Designed by Richard Vogt in 1942, the P 170 was intended to meet a requirement for a schnellbomber, a bomber capable of outrunning contemporary interceptors, and which would then not need any defensive armament. Accommodating a crew of two, it was to have been powered with three BMW 801D radial engines.
Three different configurations were proposed, two with the bomb aimer buried in the fuselage ahead of the pilot, with or without additional side windows, and the other with the gunner behind the pilot under a continuous greenhouse type canopy.

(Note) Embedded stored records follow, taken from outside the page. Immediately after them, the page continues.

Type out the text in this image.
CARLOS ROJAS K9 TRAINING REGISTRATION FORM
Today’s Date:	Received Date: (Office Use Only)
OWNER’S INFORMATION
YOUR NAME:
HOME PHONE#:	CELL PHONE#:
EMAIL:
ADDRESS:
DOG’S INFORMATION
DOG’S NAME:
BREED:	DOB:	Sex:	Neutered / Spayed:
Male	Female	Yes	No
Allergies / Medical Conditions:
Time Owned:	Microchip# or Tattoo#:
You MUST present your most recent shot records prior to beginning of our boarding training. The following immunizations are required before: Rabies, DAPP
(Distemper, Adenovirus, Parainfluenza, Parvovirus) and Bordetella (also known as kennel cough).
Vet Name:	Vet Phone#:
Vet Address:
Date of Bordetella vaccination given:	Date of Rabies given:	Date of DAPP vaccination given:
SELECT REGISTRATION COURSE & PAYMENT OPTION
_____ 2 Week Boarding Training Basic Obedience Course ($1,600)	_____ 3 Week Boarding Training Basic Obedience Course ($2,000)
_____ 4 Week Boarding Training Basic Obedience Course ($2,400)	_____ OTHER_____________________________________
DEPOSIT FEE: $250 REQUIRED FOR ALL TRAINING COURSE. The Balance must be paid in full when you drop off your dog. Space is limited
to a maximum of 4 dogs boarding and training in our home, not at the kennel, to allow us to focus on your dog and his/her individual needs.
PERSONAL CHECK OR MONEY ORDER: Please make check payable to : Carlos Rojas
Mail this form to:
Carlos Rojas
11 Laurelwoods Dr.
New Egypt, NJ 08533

The layout was unusual, with two of the three engines mounted on the wingtips of the straight untapered shoulder-mounted wing. To balance so much weight ahead of the wing, the crew were moved as far aft as possible in the cylindrical fuselage to a tandem cockpit just ahead of the tailplane. The outer engines nacelles were each fitted with a small tail fin and rudder. The outboard location distributed the aircraft weight across the span, reducing the stress loads and weight of the wing structure. Steel was to be used extensively throughout its construction, with wooden control surfaces.
The main undercarriage comprised three identical retractable units just behind each engine and retracting up underneath the main fuel tanks. A single relatively large tailwheel retracted up behind the cockpit.
Three variants were proposed but none were built.